Écoutez, cette décision signifie que Chelsea vivra pour se battre un autre jour sans le fardeau supplémentaire d'un total de points déduit. Mais ce n'est pas une page blanche. Le club est toujours sous le microscope pour sa conformité actuelle au PSR, surtout compte tenu de ses dépenses sans précédent sous Boehly. Depuis l'été 2022, Chelsea a dépensé plus d'un milliard de livres sterling en transferts, faisant venir des joueurs comme Enzo Fernández pour 106 millions de livres sterling et Mykhailo Mudryk pour 88,5 millions de livres sterling. Ils ont certes cédé quelques talents, mais leurs dépenses nettes restent exorbitantes.
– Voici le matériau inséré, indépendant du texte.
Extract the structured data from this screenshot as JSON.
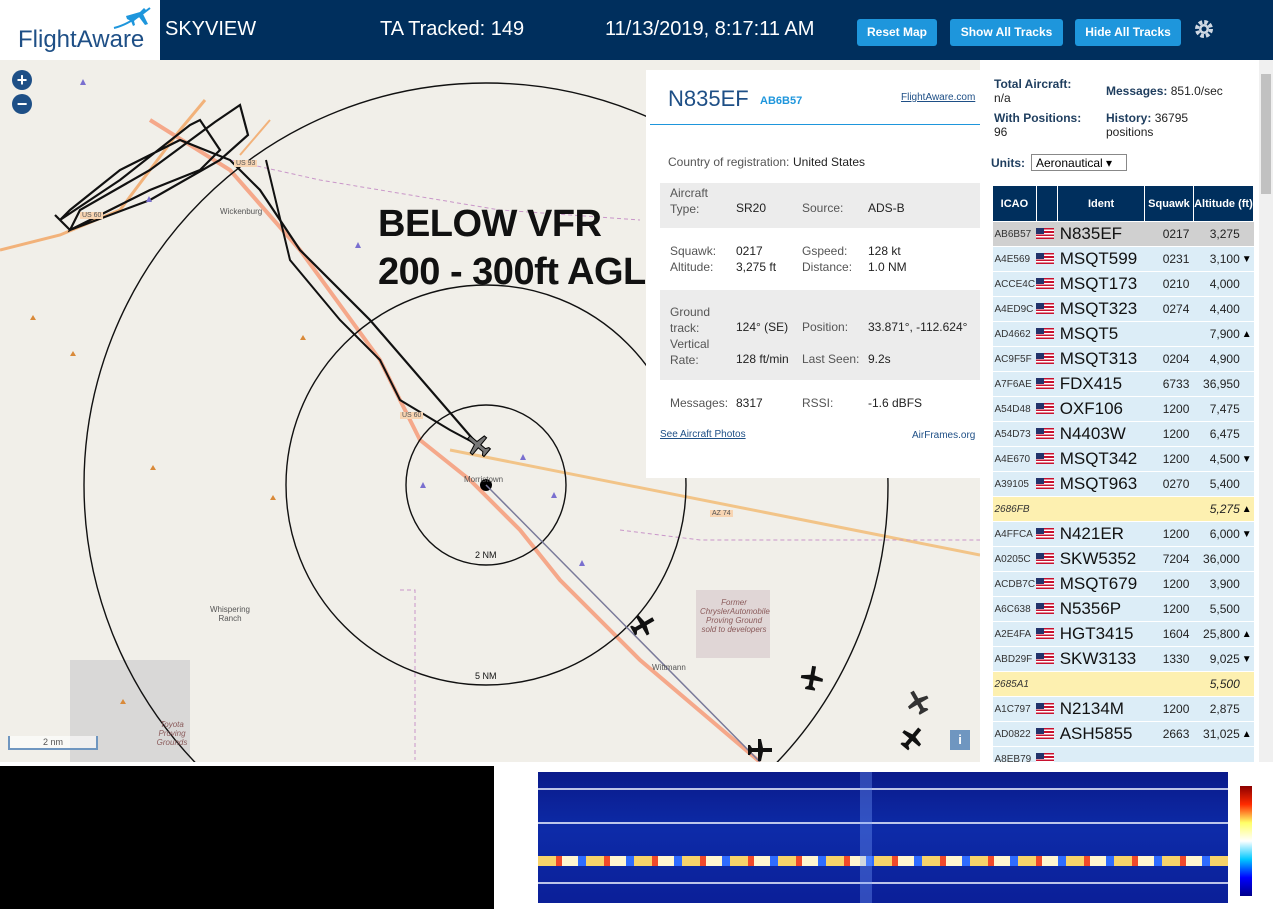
{
  "header": {
    "logo_text": "FlightAware",
    "brand": "SKYVIEW",
    "tracked": "TA Tracked: 149",
    "datetime": "11/13/2019, 8:17:11 AM",
    "buttons": {
      "reset": "Reset Map",
      "show": "Show All Tracks",
      "hide": "Hide All Tracks"
    },
    "colors": {
      "bar": "#002f5d",
      "button": "#1e96dc"
    }
  },
  "map": {
    "zoom_in": "+",
    "zoom_out": "−",
    "annotation_line1": "BELOW VFR",
    "annotation_line2": "200 - 300ft AGL",
    "labels": {
      "town1": "Wickenburg",
      "town2": "Morristown",
      "town3": "Wittmann",
      "ranch": "Whispering Ranch",
      "proving": "Former ChryslerAutomobile Proving Ground sold to developers",
      "toyota": "Toyota Proving Grounds",
      "us60a": "US 60",
      "us60b": "US 60",
      "us93": "US 93",
      "az74": "AZ 74",
      "ring2": "2 NM",
      "ring5": "5 NM"
    },
    "scale": "2 nm",
    "info": "i"
  },
  "detail": {
    "ident": "N835EF",
    "icao": "AB6B57",
    "fa_link": "FlightAware.com",
    "country_label": "Country of registration:",
    "country": "United States",
    "type_label": "Aircraft Type:",
    "type": "SR20",
    "source_label": "Source:",
    "source": "ADS-B",
    "squawk_label": "Squawk:",
    "squawk": "0217",
    "gspeed_label": "Gspeed:",
    "gspeed": "128 kt",
    "altitude_label": "Altitude:",
    "altitude": "3,275 ft",
    "distance_label": "Distance:",
    "distance": "1.0 NM",
    "track_label": "Ground track:",
    "track": "124° (SE)",
    "position_label": "Position:",
    "position": "33.871°, -112.624°",
    "vrate_label": "Vertical Rate:",
    "vrate": "128 ft/min",
    "lastseen_label": "Last Seen:",
    "lastseen": "9.2s",
    "messages_label": "Messages:",
    "messages": "8317",
    "rssi_label": "RSSI:",
    "rssi": "-1.6 dBFS",
    "photos": "See Aircraft Photos",
    "airframes": "AirFrames.org"
  },
  "stats": {
    "total_label": "Total Aircraft:",
    "total": "n/a",
    "messages_label": "Messages:",
    "messages": "851.0/sec",
    "positions_label": "With Positions:",
    "positions": "96",
    "history_label": "History:",
    "history": "36795 positions",
    "units_label": "Units:",
    "units": "Aeronautical ▾"
  },
  "table": {
    "headers": {
      "icao": "ICAO",
      "flag": "",
      "ident": "Ident",
      "squawk": "Squawk",
      "altitude": "Altitude (ft)"
    },
    "rows": [
      {
        "icao": "AB6B57",
        "ident": "N835EF",
        "squawk": "0217",
        "alt": "3,275",
        "trend": "",
        "kind": "sel"
      },
      {
        "icao": "A4E569",
        "ident": "MSQT599",
        "squawk": "0231",
        "alt": "3,100",
        "trend": "▼",
        "kind": ""
      },
      {
        "icao": "ACCE4C",
        "ident": "MSQT173",
        "squawk": "0210",
        "alt": "4,000",
        "trend": "",
        "kind": ""
      },
      {
        "icao": "A4ED9C",
        "ident": "MSQT323",
        "squawk": "0274",
        "alt": "4,400",
        "trend": "",
        "kind": ""
      },
      {
        "icao": "AD4662",
        "ident": "MSQT5",
        "squawk": "",
        "alt": "7,900",
        "trend": "▲",
        "kind": ""
      },
      {
        "icao": "AC9F5F",
        "ident": "MSQT313",
        "squawk": "0204",
        "alt": "4,900",
        "trend": "",
        "kind": ""
      },
      {
        "icao": "A7F6AE",
        "ident": "FDX415",
        "squawk": "6733",
        "alt": "36,950",
        "trend": "",
        "kind": ""
      },
      {
        "icao": "A54D48",
        "ident": "OXF106",
        "squawk": "1200",
        "alt": "7,475",
        "trend": "",
        "kind": ""
      },
      {
        "icao": "A54D73",
        "ident": "N4403W",
        "squawk": "1200",
        "alt": "6,475",
        "trend": "",
        "kind": ""
      },
      {
        "icao": "A4E670",
        "ident": "MSQT342",
        "squawk": "1200",
        "alt": "4,500",
        "trend": "▼",
        "kind": ""
      },
      {
        "icao": "A39105",
        "ident": "MSQT963",
        "squawk": "0270",
        "alt": "5,400",
        "trend": "",
        "kind": ""
      },
      {
        "icao": "2686FB",
        "ident": "",
        "squawk": "",
        "alt": "5,275",
        "trend": "▲",
        "kind": "mlat"
      },
      {
        "icao": "A4FFCA",
        "ident": "N421ER",
        "squawk": "1200",
        "alt": "6,000",
        "trend": "▼",
        "kind": ""
      },
      {
        "icao": "A0205C",
        "ident": "SKW5352",
        "squawk": "7204",
        "alt": "36,000",
        "trend": "",
        "kind": ""
      },
      {
        "icao": "ACDB7C",
        "ident": "MSQT679",
        "squawk": "1200",
        "alt": "3,900",
        "trend": "",
        "kind": ""
      },
      {
        "icao": "A6C638",
        "ident": "N5356P",
        "squawk": "1200",
        "alt": "5,500",
        "trend": "",
        "kind": ""
      },
      {
        "icao": "A2E4FA",
        "ident": "HGT3415",
        "squawk": "1604",
        "alt": "25,800",
        "trend": "▲",
        "kind": ""
      },
      {
        "icao": "ABD29F",
        "ident": "SKW3133",
        "squawk": "1330",
        "alt": "9,025",
        "trend": "▼",
        "kind": ""
      },
      {
        "icao": "2685A1",
        "ident": "",
        "squawk": "",
        "alt": "5,500",
        "trend": "",
        "kind": "mlat"
      },
      {
        "icao": "A1C797",
        "ident": "N2134M",
        "squawk": "1200",
        "alt": "2,875",
        "trend": "",
        "kind": ""
      },
      {
        "icao": "AD0822",
        "ident": "ASH5855",
        "squawk": "2663",
        "alt": "31,025",
        "trend": "▲",
        "kind": ""
      },
      {
        "icao": "A8EB79",
        "ident": "",
        "squawk": "",
        "alt": "",
        "trend": "",
        "kind": ""
      }
    ]
  },
  "spectrum": {
    "colormap_top": "#8b0000",
    "colormap_bottom": "#00008b"
  }
}
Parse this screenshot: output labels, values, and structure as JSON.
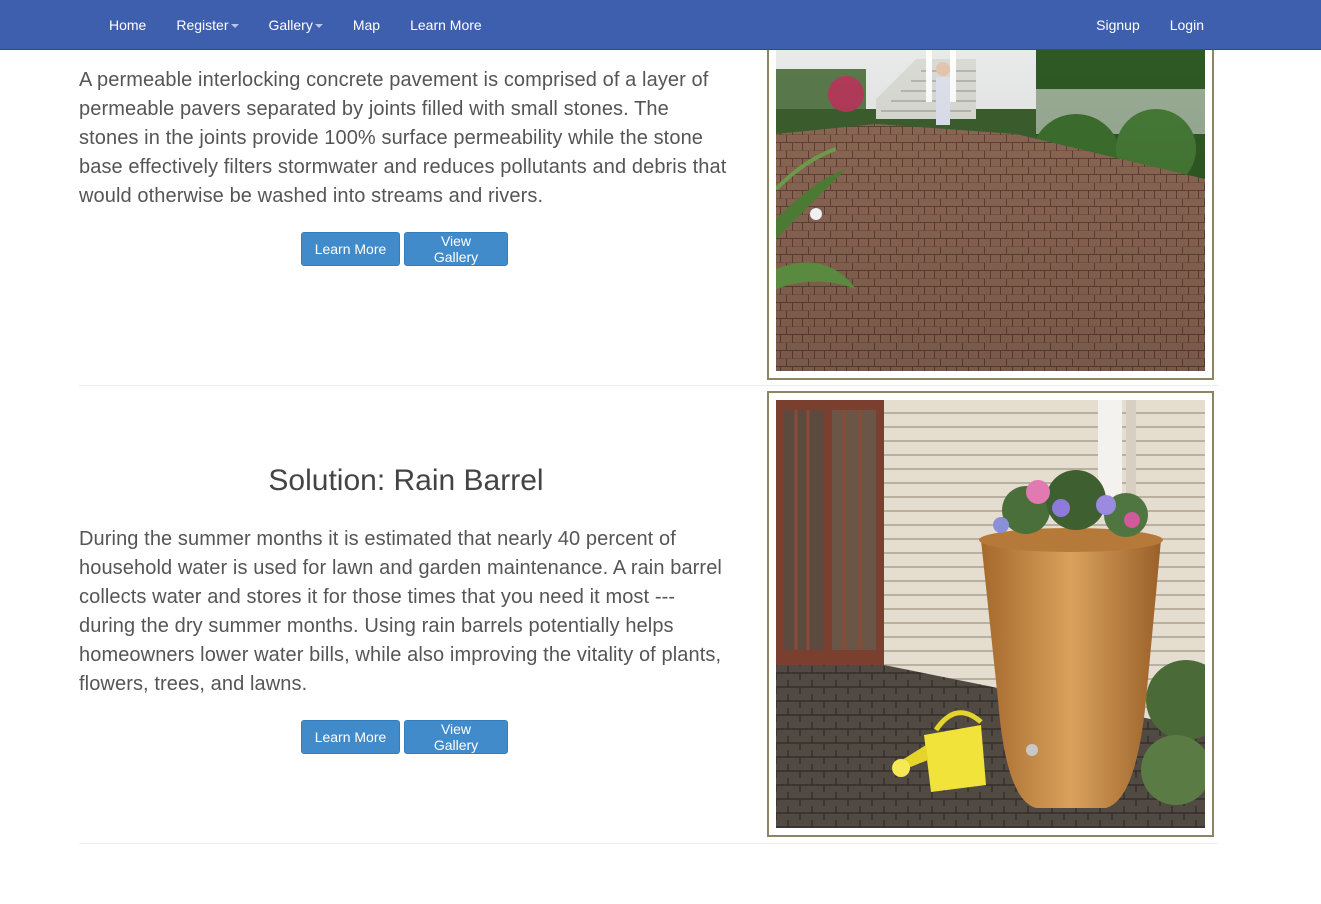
{
  "navbar": {
    "left_items": [
      {
        "label": "Home",
        "dropdown": false
      },
      {
        "label": "Register",
        "dropdown": true
      },
      {
        "label": "Gallery",
        "dropdown": true
      },
      {
        "label": "Map",
        "dropdown": false
      },
      {
        "label": "Learn More",
        "dropdown": false
      }
    ],
    "right_items": [
      {
        "label": "Signup"
      },
      {
        "label": "Login"
      }
    ],
    "background_color": "#3d5fae"
  },
  "sections": [
    {
      "heading": "",
      "paragraph": "A permeable interlocking concrete pavement is comprised of a layer of permeable pavers separated by joints filled with small stones. The stones in the joints provide 100% surface permeability while the stone base effectively filters stormwater and reduces pollutants and debris that would otherwise be washed into streams and rivers.",
      "buttons": {
        "learn_more": "Learn More",
        "view_gallery": "View Gallery"
      }
    },
    {
      "heading": "Solution: Rain Barrel",
      "paragraph": "During the summer months it is estimated that nearly 40 percent of household water is used for lawn and garden maintenance. A rain barrel collects water and stores it for those times that you need it most --- during the dry summer months. Using rain barrels potentially helps homeowners lower water bills, while also improving the vitality of plants, flowers, trees, and lawns.",
      "buttons": {
        "learn_more": "Learn More",
        "view_gallery": "View Gallery"
      }
    }
  ],
  "colors": {
    "button": "#428bca",
    "frame": "#8c8463"
  }
}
Mon avis personnel ? La Premier League envoie un message clair : les problèmes *historiques*, lorsqu'ils sont auto-déclarés, pourraient bénéficier d'une approche plus douce. Mais ils vont absolument sévir durement contre les infractions *actuelles* au PSR, surtout avec des clubs comme Aston Villa, Newcastle et même Manchester City sous une surveillance accrue.
Situation actuelle
Ne soyez pas surpris si Chelsea fait face à un autre casse-tête financier à l'avenir, peut-être lié à ses dépenses actuelles, plutôt qu'à un problème du passé. La patience de la ligue a des limites, et 10,5 millions de livres sterling ne sont qu'un acompte sur un futur bon comportement.